BPS Ungkap Pemicu Lonjakan Harga Bawang Putih Impor
Kenaikan harga bawang putih di pasar Indonesia dipicu oleh melonjaknya biaya logistik global serta depresiasi nilai tukar Rupiah terhadap Dolar AS.
(WE Finance) 01/07/26 20:30 265643
Warta Ekonomi, Jakarta -Tekanan inflasi pada kelompok bahan makanan di pasar domestik tidak hanya bersumber dari kendala musim tani lokal. Ketergantungan terhadap pasokan impor membuat stabilitas harga bawang putih sangat rentan terhadap gejolak ekonomi internasional.
Deputi Bidang Statistik Distribusi dan Jasa BPS, Ateng Hartono, menuturkan andil bawang putih terhadap inflasi yang melonjak ini disinyalir lantaran nilai tukar rupiah terhadap Dollar Amerika Serikat (AS) yang disebabkan pemenuhan kebutuhan melalui impor. Selain itu, bawang putih ini juga memberikan sumbangsih inflasi karena situasi konflik geopolitik yang berimbas pada biaya energi fosil untuk keperluan transportasi logistik.
"Kenaikan bawang putih ini terutama disebabkan oleh peningkatan biaya logistik dan juga adanya penguatan nilai tukar Dolar Amerika terhadap Rupiah," jelas Ateng dalam Konferensi Pers Berita Resmi Statistik (BRS), Rabu (1/7/2026).

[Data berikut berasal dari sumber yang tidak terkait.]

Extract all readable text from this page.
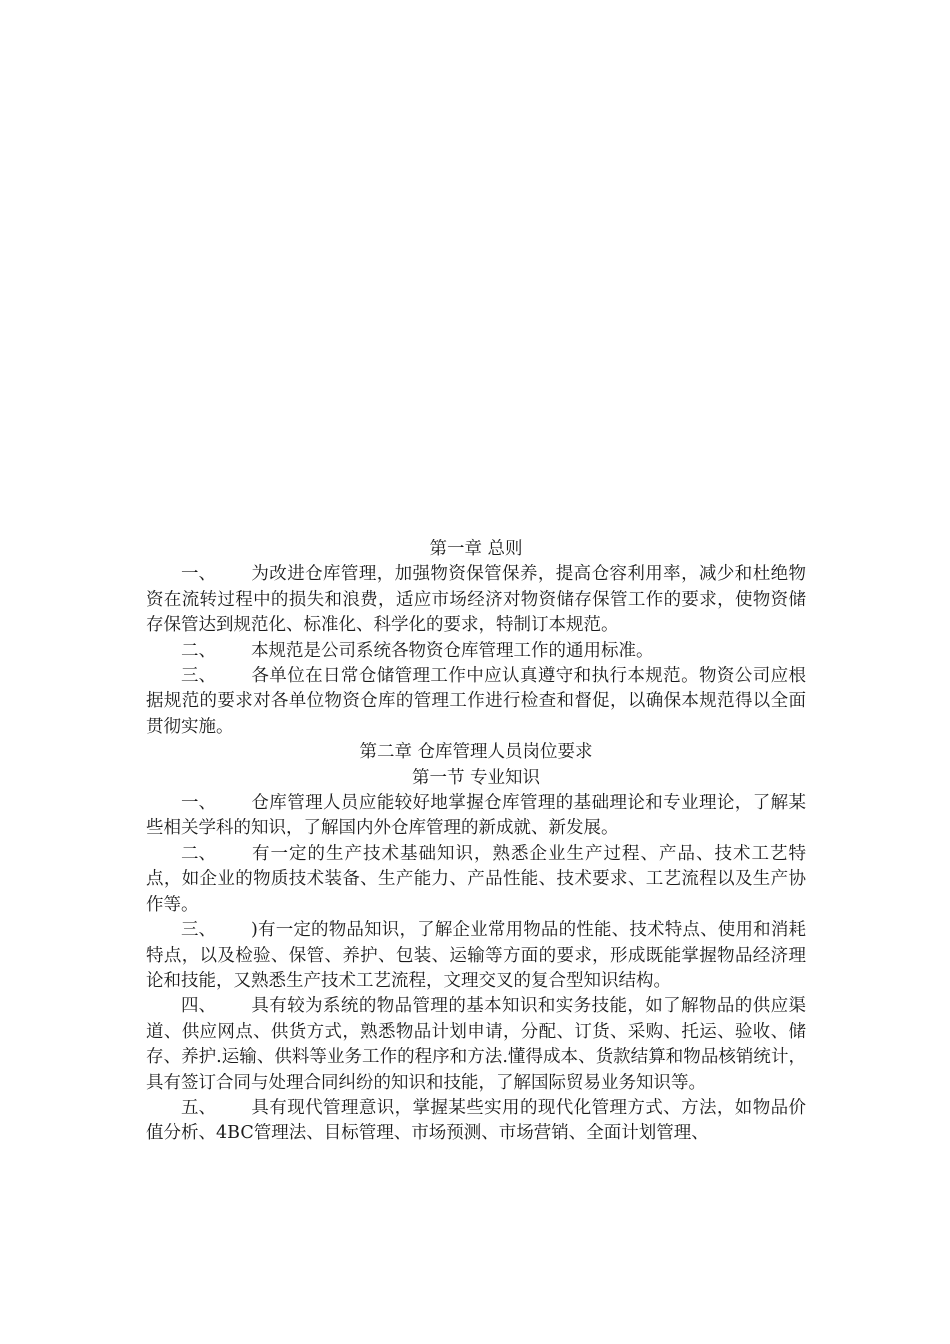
第一章 总则

一、 为改进仓库管理，加强物资保管保养，提高仓容利用率，减少和杜绝物资在流转过程中的损失和浪费，适应市场经济对物资储存保管工作的要求，使物资储存保管达到规范化、标准化、科学化的要求，特制订本规范。

二、 本规范是公司系统各物资仓库管理工作的通用标准。

三、 各单位在日常仓储管理工作中应认真遵守和执行本规范。物资公司应根据规范的要求对各单位物资仓库的管理工作进行检查和督促，以确保本规范得以全面贯彻实施。

第二章 仓库管理人员岗位要求

第一节 专业知识

一、 仓库管理人员应能较好地掌握仓库管理的基础理论和专业理论，了解某些相关学科的知识，了解国内外仓库管理的新成就、新发展。

二、 有一定的生产技术基础知识，熟悉企业生产过程、产品、技术工艺特点，如企业的物质技术装备、生产能力、产品性能、技术要求、工艺流程以及生产协作等。

三、 )有一定的物品知识，了解企业常用物品的性能、技术特点、使用和消耗特点，以及检验、保管、养护、包装、运输等方面的要求，形成既能掌握物品经济理论和技能，又熟悉生产技术工艺流程，文理交叉的复合型知识结构。

四、 具有较为系统的物品管理的基本知识和实务技能，如了解物品的供应渠道、供应网点、供货方式，熟悉物品计划申请，分配、订货、采购、托运、验收、储存、养护.运输、供料等业务工作的程序和方法.懂得成本、货款结算和物品核销统计，具有签订合同与处理合同纠纷的知识和技能，了解国际贸易业务知识等。

五、 具有现代管理意识，掌握某些实用的现代化管理方式、方法，如物品价值分析、4BC管理法、目标管理、市场预测、市场营销、全面计划管理、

Ateng menegaskan, pergerakan inflasi komoditas pangan impor ini sangat dipengaruhi oleh ongkos angkut jalur laut internasional. Selain itu, keperkasaan mata uang asing ikut menggelembungkan biaya tebus para importir.
Fenomena ini menuntut adanya pencermatan mendalam terhadap rantai pasok logistik luar negeri. Kelompok pengeluaran makanan, minuman, dan tembakau pun terkapar ikut menanggung beban andil kenaikan dari komoditas ini.
"Nah komoditi pada kelompok makanan minuman dan tembakau yang memberi andil inflasi ini terutama bawang merah andilnya 0,04%, bawang putih itu memberikan andil inflasi sebesar 0,03%, dan juga beras memberikan andil inflasi sebesar 0,02%," lanjut Ateng.
Ketergantungan pada pasokan impor menuntut pemerintah untuk segera mempercepat program substitusi pangan lokal. Selama nilai tukar Rupiah masih fluktuatif terhadap mata uang Dolar AS, maka label harga pangan impor di tingkat pedagang eceran akan terus membayangi daya beli masyarakat.
Sebelumnya, Kementerian Pertanian (Kementan) menggandeng sejumlah badan usaha milik negara (BUMN) dan pemerintah daerah untuk mempercepat pengembangan lahan bawang putih nasional guna mengurangi ketergantungan terhadap impor.